Tiled Matrix Multiplication
Tiled (blocked) matrix multiplication partitions the output matrix into small tiles (e.g., 4x4 or 8x8 elements) and computes each tile using a sequence of vector dot product instructions. The tile dimensions are chosen to match the SIMD register file size: with 32 vector registers (ARM NEON, AVX-512), a 4x8 tile uses 32 registers as accumulators, fully utilizing the register file. The repacked weight format ensures that the data needed for one tile is laid out contiguously in memory, enabling sequential access patterns that are cache-friendly and avoid gather operations.

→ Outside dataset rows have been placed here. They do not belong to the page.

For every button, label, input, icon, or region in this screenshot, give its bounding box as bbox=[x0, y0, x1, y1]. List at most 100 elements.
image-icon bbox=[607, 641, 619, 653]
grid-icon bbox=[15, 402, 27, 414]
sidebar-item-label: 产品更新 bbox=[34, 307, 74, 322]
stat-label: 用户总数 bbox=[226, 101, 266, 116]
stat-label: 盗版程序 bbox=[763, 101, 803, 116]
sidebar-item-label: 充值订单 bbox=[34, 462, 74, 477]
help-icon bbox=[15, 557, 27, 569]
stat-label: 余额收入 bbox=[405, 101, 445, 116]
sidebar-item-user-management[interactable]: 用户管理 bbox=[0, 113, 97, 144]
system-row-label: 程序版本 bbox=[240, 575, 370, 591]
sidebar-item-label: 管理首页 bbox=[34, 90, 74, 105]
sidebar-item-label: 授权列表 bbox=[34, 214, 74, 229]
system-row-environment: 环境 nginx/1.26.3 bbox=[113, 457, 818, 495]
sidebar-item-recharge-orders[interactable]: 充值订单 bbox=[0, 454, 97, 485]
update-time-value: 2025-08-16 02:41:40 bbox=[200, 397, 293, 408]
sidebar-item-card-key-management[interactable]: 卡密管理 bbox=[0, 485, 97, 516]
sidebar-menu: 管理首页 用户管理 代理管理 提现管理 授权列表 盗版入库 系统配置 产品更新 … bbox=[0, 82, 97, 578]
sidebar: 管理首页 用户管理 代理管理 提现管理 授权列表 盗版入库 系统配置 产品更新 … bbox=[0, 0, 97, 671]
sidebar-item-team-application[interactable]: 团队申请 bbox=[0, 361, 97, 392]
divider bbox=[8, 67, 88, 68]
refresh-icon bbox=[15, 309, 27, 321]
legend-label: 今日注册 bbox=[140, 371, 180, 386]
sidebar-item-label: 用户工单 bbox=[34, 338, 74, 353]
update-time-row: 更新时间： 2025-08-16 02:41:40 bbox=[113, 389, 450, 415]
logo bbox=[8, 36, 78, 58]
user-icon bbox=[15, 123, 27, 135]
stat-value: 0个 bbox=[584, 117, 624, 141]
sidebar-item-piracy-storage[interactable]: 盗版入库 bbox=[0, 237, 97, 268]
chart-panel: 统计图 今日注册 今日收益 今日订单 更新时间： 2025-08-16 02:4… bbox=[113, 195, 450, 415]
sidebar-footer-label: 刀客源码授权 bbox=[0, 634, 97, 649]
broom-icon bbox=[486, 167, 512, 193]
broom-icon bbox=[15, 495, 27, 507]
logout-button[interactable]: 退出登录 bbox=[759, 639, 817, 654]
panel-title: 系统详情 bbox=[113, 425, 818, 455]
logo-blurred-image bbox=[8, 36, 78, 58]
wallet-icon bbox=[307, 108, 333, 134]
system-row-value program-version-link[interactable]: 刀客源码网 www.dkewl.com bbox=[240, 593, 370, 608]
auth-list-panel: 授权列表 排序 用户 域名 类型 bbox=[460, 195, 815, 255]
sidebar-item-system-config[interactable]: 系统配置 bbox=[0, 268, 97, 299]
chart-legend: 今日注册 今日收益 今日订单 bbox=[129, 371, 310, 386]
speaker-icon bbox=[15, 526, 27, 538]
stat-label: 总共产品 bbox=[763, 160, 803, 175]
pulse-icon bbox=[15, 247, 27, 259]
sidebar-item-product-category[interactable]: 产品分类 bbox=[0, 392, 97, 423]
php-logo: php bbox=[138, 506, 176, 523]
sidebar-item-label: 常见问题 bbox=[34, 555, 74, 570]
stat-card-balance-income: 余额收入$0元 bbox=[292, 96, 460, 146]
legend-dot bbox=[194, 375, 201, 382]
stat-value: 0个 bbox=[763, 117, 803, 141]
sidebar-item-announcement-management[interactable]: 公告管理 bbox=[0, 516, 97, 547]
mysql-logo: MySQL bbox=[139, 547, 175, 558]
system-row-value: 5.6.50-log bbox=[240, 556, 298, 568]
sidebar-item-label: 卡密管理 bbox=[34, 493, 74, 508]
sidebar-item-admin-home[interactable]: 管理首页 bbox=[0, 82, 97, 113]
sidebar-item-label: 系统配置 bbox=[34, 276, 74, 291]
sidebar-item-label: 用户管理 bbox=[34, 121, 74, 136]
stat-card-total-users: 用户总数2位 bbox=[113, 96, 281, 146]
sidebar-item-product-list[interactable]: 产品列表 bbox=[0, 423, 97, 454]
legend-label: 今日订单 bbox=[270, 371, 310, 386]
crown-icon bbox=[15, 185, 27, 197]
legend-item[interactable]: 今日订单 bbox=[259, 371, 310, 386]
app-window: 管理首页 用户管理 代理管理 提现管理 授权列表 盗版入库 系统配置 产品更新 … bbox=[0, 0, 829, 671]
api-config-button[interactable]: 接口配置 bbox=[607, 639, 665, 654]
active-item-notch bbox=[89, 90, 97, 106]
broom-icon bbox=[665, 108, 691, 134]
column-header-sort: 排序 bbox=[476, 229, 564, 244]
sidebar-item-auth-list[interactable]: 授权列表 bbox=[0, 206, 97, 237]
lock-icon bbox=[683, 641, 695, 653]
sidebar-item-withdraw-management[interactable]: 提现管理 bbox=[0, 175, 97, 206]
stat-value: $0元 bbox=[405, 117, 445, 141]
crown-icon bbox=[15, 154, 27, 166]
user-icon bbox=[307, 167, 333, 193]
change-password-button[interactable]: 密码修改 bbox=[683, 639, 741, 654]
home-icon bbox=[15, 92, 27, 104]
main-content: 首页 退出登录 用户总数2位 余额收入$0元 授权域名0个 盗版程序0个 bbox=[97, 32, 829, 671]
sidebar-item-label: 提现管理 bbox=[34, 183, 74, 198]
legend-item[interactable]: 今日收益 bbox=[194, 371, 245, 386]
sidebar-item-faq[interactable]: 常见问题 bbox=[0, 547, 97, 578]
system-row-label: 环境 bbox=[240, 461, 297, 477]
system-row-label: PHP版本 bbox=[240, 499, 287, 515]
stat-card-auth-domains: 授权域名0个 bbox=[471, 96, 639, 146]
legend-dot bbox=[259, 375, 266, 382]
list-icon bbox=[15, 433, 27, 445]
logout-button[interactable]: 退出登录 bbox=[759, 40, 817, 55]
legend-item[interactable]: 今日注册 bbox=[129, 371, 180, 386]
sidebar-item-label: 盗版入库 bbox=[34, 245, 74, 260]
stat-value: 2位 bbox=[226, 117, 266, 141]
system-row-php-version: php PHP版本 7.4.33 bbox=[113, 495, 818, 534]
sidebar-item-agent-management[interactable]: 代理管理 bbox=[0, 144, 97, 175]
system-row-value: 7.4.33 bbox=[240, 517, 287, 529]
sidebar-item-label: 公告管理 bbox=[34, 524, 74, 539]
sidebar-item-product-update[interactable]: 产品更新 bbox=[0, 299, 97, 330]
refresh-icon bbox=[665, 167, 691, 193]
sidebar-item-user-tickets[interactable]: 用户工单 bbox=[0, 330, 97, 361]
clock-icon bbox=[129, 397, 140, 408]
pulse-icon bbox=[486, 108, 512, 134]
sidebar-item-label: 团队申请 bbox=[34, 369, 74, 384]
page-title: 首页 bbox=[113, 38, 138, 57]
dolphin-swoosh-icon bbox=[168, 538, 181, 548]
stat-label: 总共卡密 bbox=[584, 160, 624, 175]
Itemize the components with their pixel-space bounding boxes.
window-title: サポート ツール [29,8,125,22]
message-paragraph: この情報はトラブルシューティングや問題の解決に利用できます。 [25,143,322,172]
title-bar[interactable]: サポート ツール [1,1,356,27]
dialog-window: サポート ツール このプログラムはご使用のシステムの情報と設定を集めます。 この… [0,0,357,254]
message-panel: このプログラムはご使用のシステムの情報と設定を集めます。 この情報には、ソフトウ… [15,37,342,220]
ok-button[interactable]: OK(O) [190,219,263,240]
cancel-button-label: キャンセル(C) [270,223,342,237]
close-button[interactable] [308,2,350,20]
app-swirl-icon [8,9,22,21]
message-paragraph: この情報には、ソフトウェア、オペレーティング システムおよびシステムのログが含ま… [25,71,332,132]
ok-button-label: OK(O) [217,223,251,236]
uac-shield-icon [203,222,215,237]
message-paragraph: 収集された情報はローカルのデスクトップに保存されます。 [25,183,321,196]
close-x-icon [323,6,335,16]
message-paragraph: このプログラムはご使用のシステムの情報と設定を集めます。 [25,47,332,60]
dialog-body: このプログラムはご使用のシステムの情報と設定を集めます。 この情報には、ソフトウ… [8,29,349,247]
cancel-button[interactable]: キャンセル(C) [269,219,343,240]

Compile-Time Size Verification
The repacked block structures use C++ templates (template <int K, int N> struct block) and static_assert statements to verify at compile time that the structure sizes match expectations. For example, block<4,4> (Q4_0 interleaved 4-wide) must have exactly 4 * sizeof(ggml_half) + QK8_0 * 2 bytes. This catches alignment or padding errors at compile time rather than at runtime, a critical safety measure for binary data formats.
Amortized Repacking Cost
Repacking has a one-time cost proportional to the model size. For a 7B-parameter model in Q4_0 format (~3.5 GB), repacking takes on the order of tens of milliseconds -- negligible compared to the total load time from disk. The per-inference benefit, however, is a sustained throughput improvement on every matrix multiplication operation (potentially hundreds per token), making the amortized cost per token essentially zero.